On February 9, 2026, three High Court judges at West Kowloon Court handed down sentences in under 10 minutes to Jimmy Lai, six senior executives of his now-defunct Apple Daily tabloid, three associated companies, and two activists. Lai, a prominent critic of the Chinese Communist Party and founder of Apple Daily (which operated from 1995 until its forced closure in 2021 amid Beijing's crackdown), was convicted in December 2025 on two counts of conspiracy to collude with foreign forces under the 2020 national security law and one count of conspiracy to print and distribute seditious articles. His earliest possible release is 2044 at age 96, assuming a one-third reduction for good behavior.
The six former Apple Daily staff members, who had pleaded guilty, received terms from six years and nine months to 10 years. The two activists, who testified for the prosecution, got up to seven years and three months. Lai, a Chinese-born British citizen arrested in August 2020 for alleged support of the 2019 pro-democracy protests, has endured over 1,800 days in detention, much in solitary confinement. Reports say he smiled and waved to supporters after sentencing.
Hong Kong police official Steve Li welcomed the verdict, calling Lai the 'mastermind and behind-the-scenes manipulator.' The case highlights Beijing's tightening control over the special administrative region.

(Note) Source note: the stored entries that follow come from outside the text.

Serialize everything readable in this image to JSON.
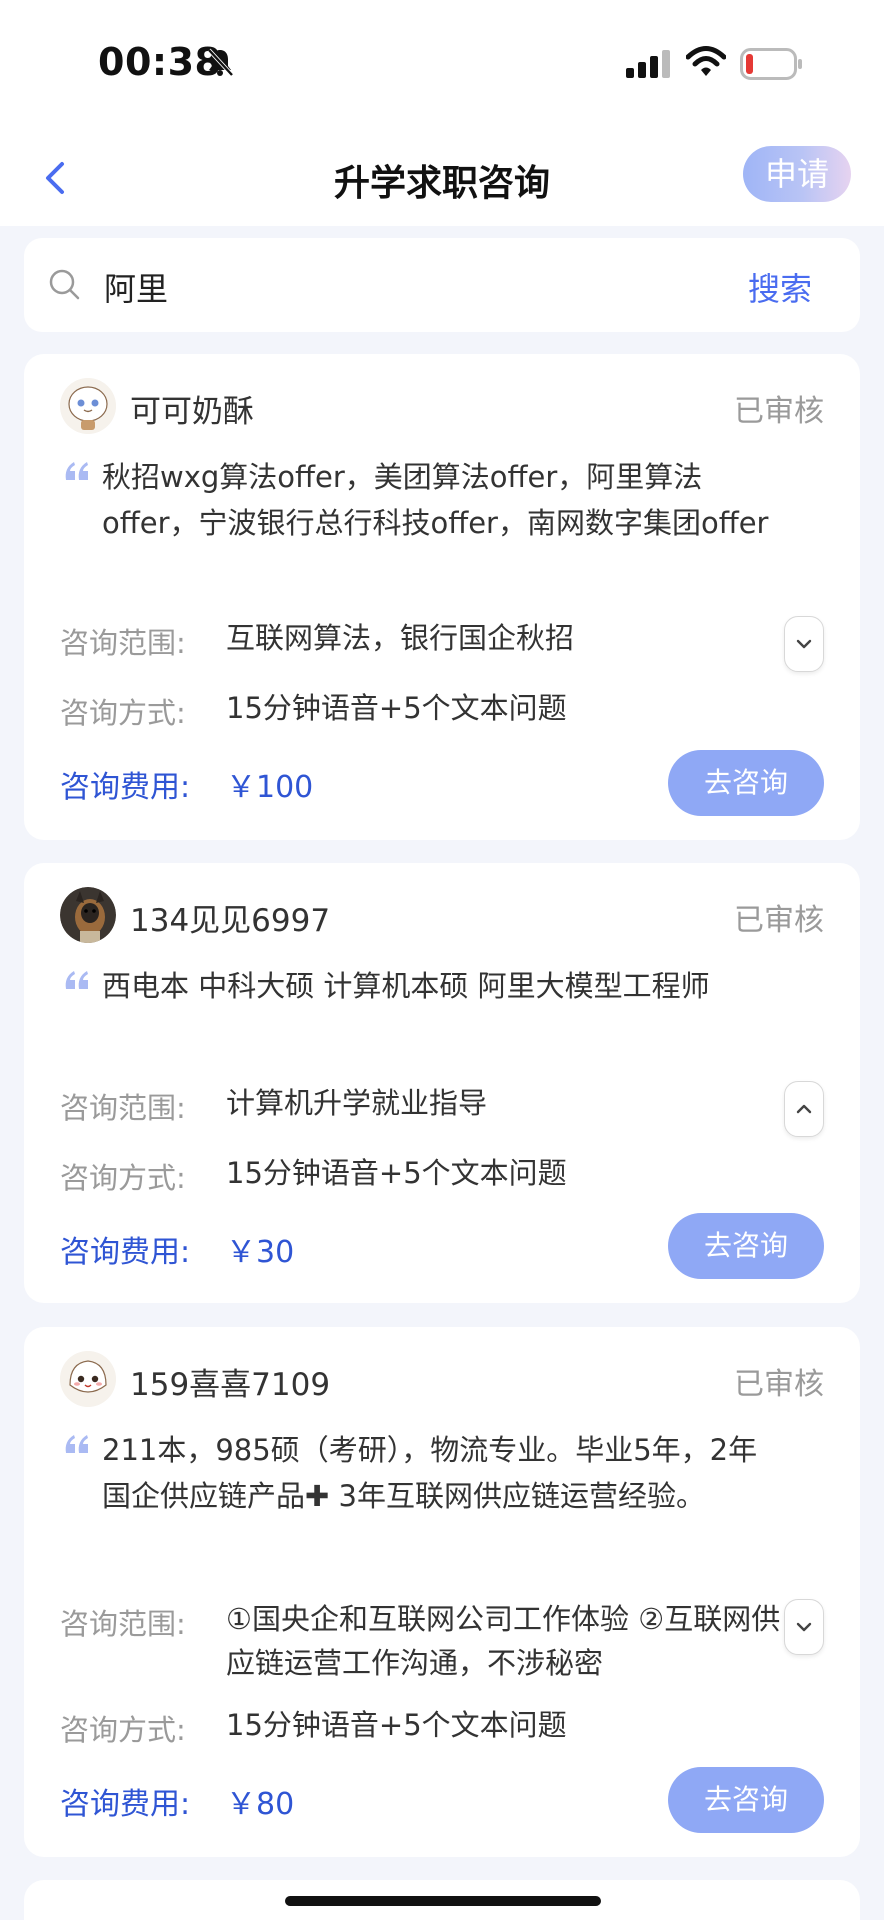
{
  "status_bar": {
    "time": "00:38"
  },
  "header": {
    "title": "升学求职咨询",
    "apply_label": "申请"
  },
  "search": {
    "query": "阿里",
    "button_label": "搜索"
  },
  "labels": {
    "scope": "咨询范围:",
    "method": "咨询方式:",
    "fee": "咨询费用:",
    "consult_button": "去咨询"
  },
  "cards": [
    {
      "username": "可可奶酥",
      "status": "已审核",
      "description": "秋招wxg算法offer，美团算法offer，阿里算法offer，宁波银行总行科技offer，南网数字集团offer",
      "scope": "互联网算法，银行国企秋招",
      "method": "15分钟语音+5个文本问题",
      "fee": "￥100",
      "toggle": "chevron-down-icon"
    },
    {
      "username": "134见见6997",
      "status": "已审核",
      "description": "西电本 中科大硕 计算机本硕 阿里大模型工程师",
      "scope": "计算机升学就业指导",
      "method": "15分钟语音+5个文本问题",
      "fee": "￥30",
      "toggle": "chevron-up-icon"
    },
    {
      "username": "159喜喜7109",
      "status": "已审核",
      "description": "211本，985硕（考研），物流专业。毕业5年，2年国企供应链产品✚ 3年互联网供应链运营经验。",
      "scope": "①国央企和互联网公司工作体验 ②互联网供应链运营工作沟通，不涉秘密",
      "method": "15分钟语音+5个文本问题",
      "fee": "￥80",
      "toggle": "chevron-down-icon"
    }
  ],
  "colors": {
    "accent": "#2f55d4",
    "button": "#8fa8f5",
    "background": "#f3f5fb"
  }
}
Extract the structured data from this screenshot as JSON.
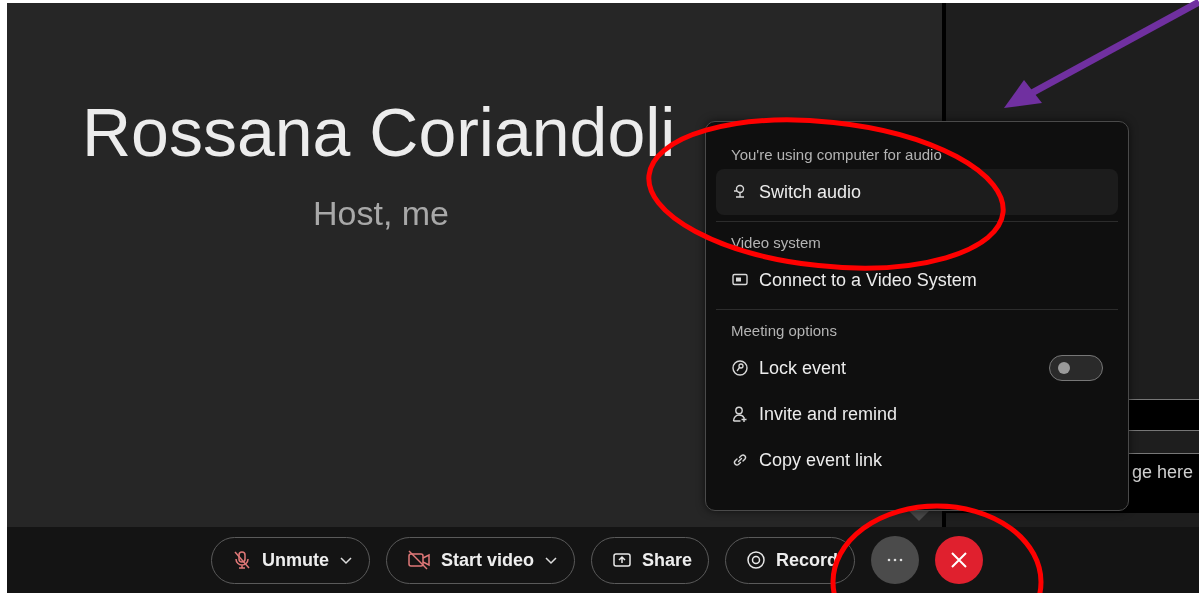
{
  "speaker": {
    "name": "Rossana Coriandoli",
    "role": "Host, me"
  },
  "chat": {
    "placeholder": "ge here"
  },
  "menu": {
    "sections": [
      {
        "heading": "You're using computer for audio",
        "items": [
          {
            "label": "Switch audio",
            "kind": "action",
            "highlighted": true
          }
        ]
      },
      {
        "heading": "Video system",
        "items": [
          {
            "label": "Connect to a Video System",
            "kind": "action",
            "highlighted": false
          }
        ]
      },
      {
        "heading": "Meeting options",
        "items": [
          {
            "label": "Lock event",
            "kind": "toggle",
            "on": false,
            "highlighted": false
          },
          {
            "label": "Invite and remind",
            "kind": "action",
            "highlighted": false
          },
          {
            "label": "Copy event link",
            "kind": "action",
            "highlighted": false
          }
        ]
      }
    ]
  },
  "toolbar": [
    {
      "label": "Unmute",
      "kind": "dropdown",
      "off": true
    },
    {
      "label": "Start video",
      "kind": "dropdown",
      "off": true
    },
    {
      "label": "Share",
      "kind": "plain",
      "off": false
    },
    {
      "label": "Record",
      "kind": "plain",
      "off": false
    },
    {
      "kind": "more"
    },
    {
      "kind": "end"
    }
  ],
  "annotations": [
    {
      "kind": "ellipse"
    },
    {
      "kind": "ellipse"
    },
    {
      "kind": "arrow"
    }
  ]
}
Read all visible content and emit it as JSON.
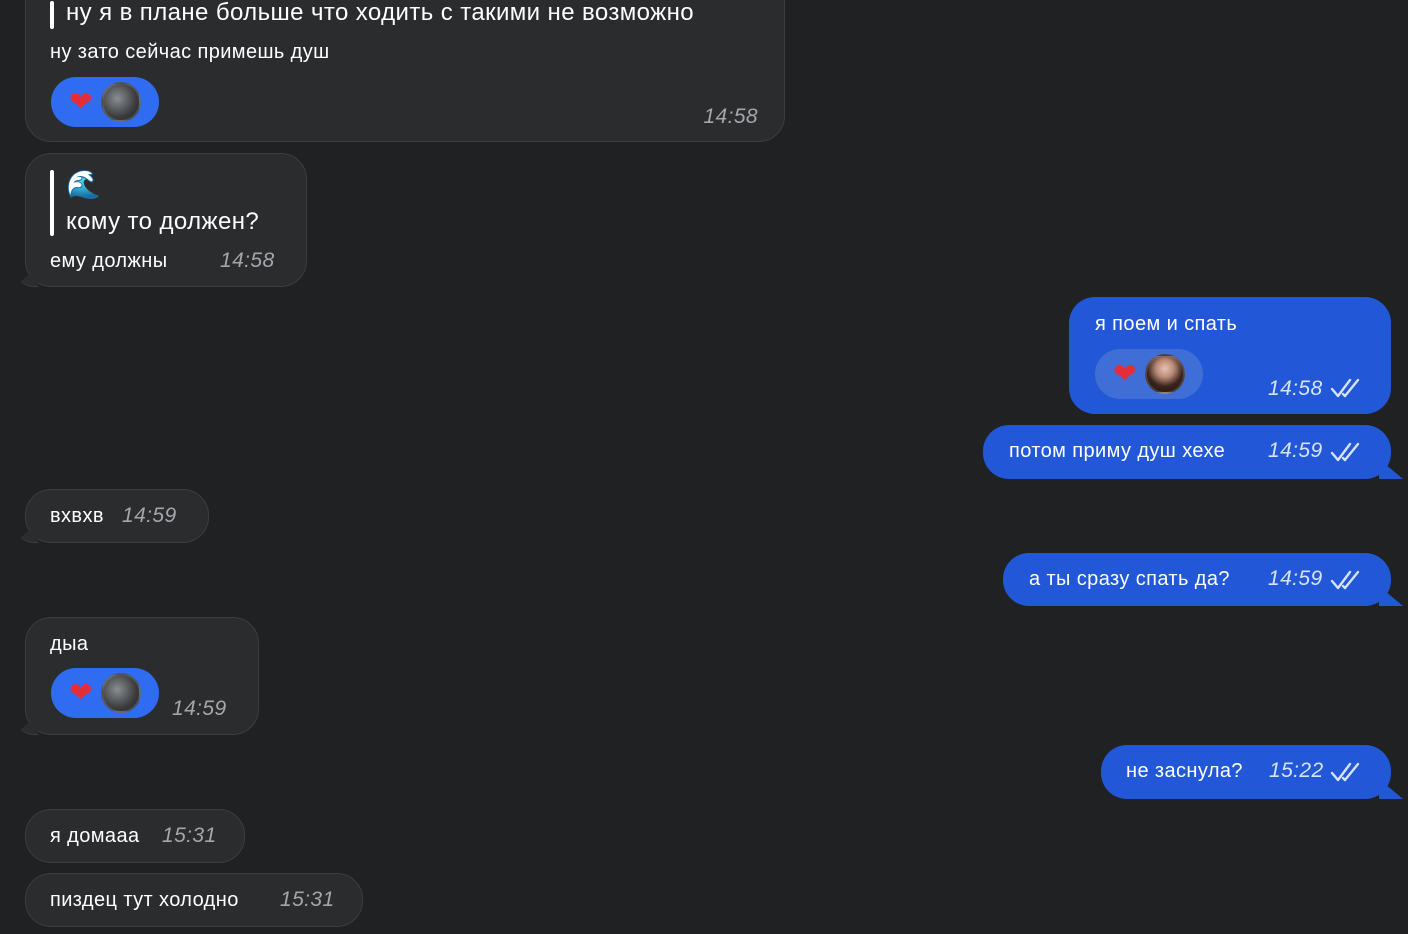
{
  "messages": [
    {
      "id": "m1",
      "quote": "ну я в плане больше что ходить с такими не возможно",
      "text": "ну зато сейчас примешь душ",
      "reaction": "heart",
      "time": "14:58"
    },
    {
      "id": "m2",
      "quote_emoji": "🌊",
      "quote": "кому то должен?",
      "text": "ему должны",
      "time": "14:58"
    },
    {
      "id": "m3",
      "text": "я поем и спать",
      "reaction": "heart",
      "time": "14:58"
    },
    {
      "id": "m4",
      "text": "потом приму душ хехе",
      "time": "14:59"
    },
    {
      "id": "m5",
      "text": "вхвхв",
      "time": "14:59"
    },
    {
      "id": "m6",
      "text": "а ты сразу спать да?",
      "time": "14:59"
    },
    {
      "id": "m7",
      "text": "дыа",
      "reaction": "heart",
      "time": "14:59"
    },
    {
      "id": "m8",
      "text": "не заснула?",
      "time": "15:22"
    },
    {
      "id": "m9",
      "text": "я домааа",
      "time": "15:31"
    },
    {
      "id": "m10",
      "text": "пиздец тут холодно",
      "time": "15:31"
    }
  ],
  "icons": {
    "heart": "❤",
    "read_receipt": "double-check-icon",
    "quote_emoji": "water-wave-emoji"
  },
  "colors": {
    "background": "#1f2123",
    "incoming_bubble": "#2b2c2e",
    "outgoing_bubble": "#2258d8",
    "heart": "#e52d3a"
  }
}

International backlash was immediate. British Foreign Secretary Yvette Cooper deemed it 'politically motivated,' tantamount to a life sentence for the 78-year-old, and called for his humanitarian release. The US State Department, via Senator Marco Rubio, condemned it as an 'unjust and tragic conclusion' violating the 1984 Sino-British Joint Declaration and urged parole. Representative John Moolenaar called it a 'stain on the Chinese Communist Party's human rights record.'
Lai's daughter Claire described the sentence as 'heartbreakingly cruel,' warning he could 'die a martyr behind bars.' His son Sebastian told the BBC it was 'essentially a death sentence' despite his father's dedication to Hong Kong's freedoms.